Conventional wisdom would have said that Trump’s political career would be over the day it started. Instead he tapped into the Id of disillusioned white voters frustrated by underemployment and resentful of seeing the America they once knew vanish. Before Trump, mainstream political discourse around immigration would seldom focus on actual immigrants, but rather coded complaints about abstract issues involving law enforcement. Calls to strengthen the border were in the name of national security; deportation was in the name of fairness under the law — the refrain “illegal is illegal” is popular among conservative circles.
“Latinos know that when it comes to issues of immigration, it’s really not a policy issue.
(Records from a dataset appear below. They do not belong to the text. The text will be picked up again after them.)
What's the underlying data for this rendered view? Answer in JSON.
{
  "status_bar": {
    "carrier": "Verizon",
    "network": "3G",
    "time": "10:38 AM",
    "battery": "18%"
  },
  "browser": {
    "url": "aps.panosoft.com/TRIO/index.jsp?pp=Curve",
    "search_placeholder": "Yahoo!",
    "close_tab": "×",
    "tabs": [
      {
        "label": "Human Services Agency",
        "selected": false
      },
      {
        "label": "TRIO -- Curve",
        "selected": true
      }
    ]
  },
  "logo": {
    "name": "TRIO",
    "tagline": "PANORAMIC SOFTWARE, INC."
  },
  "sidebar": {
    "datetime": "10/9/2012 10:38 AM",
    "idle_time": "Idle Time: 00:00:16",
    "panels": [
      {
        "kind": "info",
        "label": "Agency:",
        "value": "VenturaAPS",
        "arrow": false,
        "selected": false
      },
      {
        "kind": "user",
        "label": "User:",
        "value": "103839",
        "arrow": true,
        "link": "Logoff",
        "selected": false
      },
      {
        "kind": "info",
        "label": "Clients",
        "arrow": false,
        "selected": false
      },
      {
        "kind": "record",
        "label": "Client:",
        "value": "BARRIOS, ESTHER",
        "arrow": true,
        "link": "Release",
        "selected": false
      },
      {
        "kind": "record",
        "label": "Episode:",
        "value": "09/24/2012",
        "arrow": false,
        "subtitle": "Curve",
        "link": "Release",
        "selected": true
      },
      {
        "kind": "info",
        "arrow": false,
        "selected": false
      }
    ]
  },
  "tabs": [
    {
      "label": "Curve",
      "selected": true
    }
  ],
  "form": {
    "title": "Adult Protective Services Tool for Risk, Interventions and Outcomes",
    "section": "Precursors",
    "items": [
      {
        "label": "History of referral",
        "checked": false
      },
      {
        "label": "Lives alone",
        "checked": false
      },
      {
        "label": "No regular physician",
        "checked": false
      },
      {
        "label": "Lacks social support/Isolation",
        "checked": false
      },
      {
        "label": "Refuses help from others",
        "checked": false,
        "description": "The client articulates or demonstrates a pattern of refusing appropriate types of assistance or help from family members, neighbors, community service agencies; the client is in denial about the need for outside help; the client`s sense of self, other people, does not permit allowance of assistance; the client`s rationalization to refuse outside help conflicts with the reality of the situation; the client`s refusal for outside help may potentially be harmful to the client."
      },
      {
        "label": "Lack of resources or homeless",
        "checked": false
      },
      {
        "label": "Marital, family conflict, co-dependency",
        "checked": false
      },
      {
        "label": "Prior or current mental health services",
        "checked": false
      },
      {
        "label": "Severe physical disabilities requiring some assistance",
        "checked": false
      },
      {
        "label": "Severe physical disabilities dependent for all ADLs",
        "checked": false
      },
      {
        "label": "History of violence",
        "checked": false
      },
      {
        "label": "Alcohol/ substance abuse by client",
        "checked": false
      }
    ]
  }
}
It has to do with race,” said Chris Zepeda-Millán, professor of ethnic studies at UC Berkeley.
There’s a reason why the rhetoric has escalated so quickly — in many senses, it works. Trump surged in South Carolina primary polls immediately after he said he would support establishing a database to monitor all Muslim-Americans. His national appeal has resonated with nativists within the Republican Party who see minority groups becoming the majority of the U.S. population and who fear that change. But there’s likely a ceiling to that success.
The GOP’s alienation toward virtually all minority groups is likely to backfire on the Republican Party. Zepeda-Millán noted that Latinos tend to mobilize when they feel threatened. The damage will likely hang over the eventual Republican nominee, cutting their chances with the fastest growing voting bloc in key swing states, and handing over Democrats momentum to take a more inclusive tact.
“Donald Trump is the best thing that could happen to Hillary Clinton,” Zepeda-Millán said.